Bei Verzug muss er übrigens keine Verzugszinsen zahlen (§ 522 BGB).

Rechts- und Sachmängel (§§ 523, 524 BGB) – auch hier gilt: Der Schenker ist fein raus. Er haftet nur, wenn er den Mangel arglistig verschweigt. Kein Vergleich zum Kaufrecht, wo schon einfache Fahrlässigkeit reicht. Bei arglistigem Verschweigen schuldet er dann Schadensersatz – aber nur insoweit, wie der Beschenkte darauf vertraut hat, dass die Sache mangelfrei ist.

Bei Mangelfolgeschäden ist die Sache umstritten.

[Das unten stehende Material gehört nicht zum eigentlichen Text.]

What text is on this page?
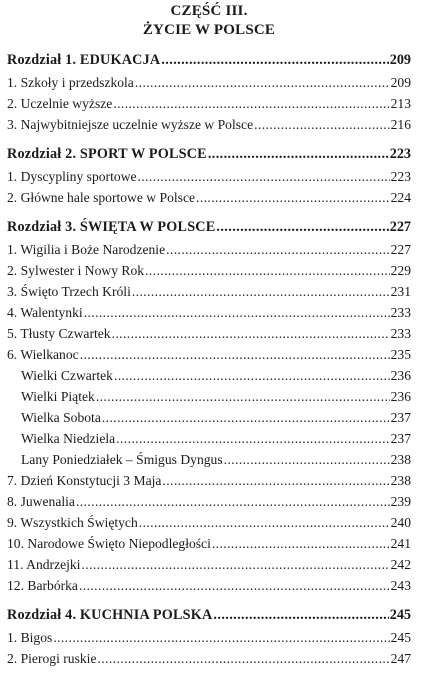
CZĘŚĆ III.
ŻYCIE W POLSCE
Rozdział 1. EDUKACJA .....	209
1. Szkoły i przedszkola .....	209
2. Uczelnie wyższe .....	213
3. Najwybitniejsze uczelnie wyższe w Polsce .....	216
Rozdział 2. SPORT W POLSCE .....	223
1. Dyscypliny sportowe .....	223
2. Główne hale sportowe w Polsce .....	224
Rozdział 3. ŚWIĘTA W POLSCE .....	227
1. Wigilia i Boże Narodzenie .....	227
2. Sylwester i Nowy Rok .....	229
3. Święto Trzech Króli .....	231
4. Walentynki .....	233
5. Tłusty Czwartek .....	233
6. Wielkanoc .....	235
Wielki Czwartek .....	236
Wielki Piątek .....	236
Wielka Sobota .....	237
Wielka Niedziela .....	237
Lany Poniedziałek – Śmigus Dyngus .....	238
7. Dzień Konstytucji 3 Maja .....	238
8. Juwenalia .....	239
9. Wszystkich Świętych .....	240
10. Narodowe Święto Niepodległości .....	241
11. Andrzejki .....	242
12. Barbórka .....	243
Rozdział 4. KUCHNIA POLSKA .....	245
1. Bigos .....	245
2. Pierogi ruskie .....	247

Die herrschende Meinung meint aber: Auch hier bleibt die Haftung auf Vorsatz und grobe Fahrlässigkeit begrenzt.

Verbraucherverträge über digitale Produkte (§ 516a BGB): Ganz neue Baustelle – digitale Inhalte. Wenn jemand dir Software oder digitale Produkte schenkt, gelten die §§ 327 ff. BGB – nicht die Privilegien des Schenkungsrechts. Hintergrund: Auch wenn du für die App nur Deine Daten „zahlst“, gilt das nicht als Gegenleistung.

Notbedarf und Rückforderung

Stell Dir vor, der Schenker verarmt. Dann hat er zwei Möglichkeiten: § 519 BGB: Einrede des Notbedarfs – er kann die Leistung verweigern, wenn er dadurch selbst in Not gerät. § 528 BGB: Rückforderung – wenn die Schenkung schon vollzogen ist, kann er sie zurückverlangen, falls er später verarmt.

Aber Achtung: nicht ewig. Nach zehn Jahren ist Schluss (§ 529 BGB). Und wenn der Beschenkte selbst dann in Not geraten würde, muss er auch nicht herausgeben.

Widerruf wegen groben Undanks

Kommen wir zum „Drama-Kapitel“. Wenn der Beschenkte sich richtig danebenbenimmt, darf der Schenker widerrufen (§§ 530 ff. BGB). Grober Undank heißt: Eine schwere Verfehlung, die zeigt, dass der Beschenkte jede Dankbarkeit vermissen lässt. Beispiel: Gewalt gegen den Schenker oder schwere Beleidigungen.

Der Widerruf muss innerhalb eines Jahres erklärt werden (§ 532 BGB). Pflicht- und Anstandsschenkungen (z. B. Geburtstagsgeschenke) kann man aber nicht widerrufen (§ 534 BGB).

Besonders spannend: Schenkungen unter Ehegatten oder in Lebensgemeinschaften. Oft sind die gar keine „echten“ Schenkungen, weil sie im Kontext der Beziehung gesehen werden – da kommt dann § 313 BGB (Wegfall der Geschäftsgrundlage) ins Spiel. Bei Schwiegerelternschenkungen hat der BGH sogar eine Kehrtwende gemacht: Die gelten jetzt als echte Schenkungen, mit Rückforderung nach § 313 BGB, wenn die Ehe scheitert.

Schenkung unter Auflage

Hier wird’s wieder technischer: Man kann Schenkungen mit einer Auflage verbinden (§§ 525 ff. BGB). Beispiel: „Du kriegst meinen Hof, aber Du musst mich pflegen und mir ein Wohnrecht einräumen.“ Wichtig: Die Auflage ist keine Gegenleistung, sonst wär’s keine Schenkung mehr. Sie soll aus dem Geschenk selbst erbracht werden.

Erfüllt der Beschenkte die Auflage nicht, kann der Schenker das Geschenk zurückfordern (§ 527 BGB).

Gemischte Schenkung

Und zum Schluss noch die Mischform: die gemischte Schenkung. Beispiel: Ein Haus im Wert von 500.000 Euro wird für 300.000 Euro an den Sohn verkauft. Klar, 200.000 Euro sind Schenkung.

Die Juristen streiten hier, ob man das Geschäft in zwei Teile trennt (Trennungstheorie) oder ob man es einheitlich betrachtet (Einheitstheorie). Die herrschende Meinung nimmt’s praktisch: Man schaut, welche Norm in welchem Bereich sinnvoll ist.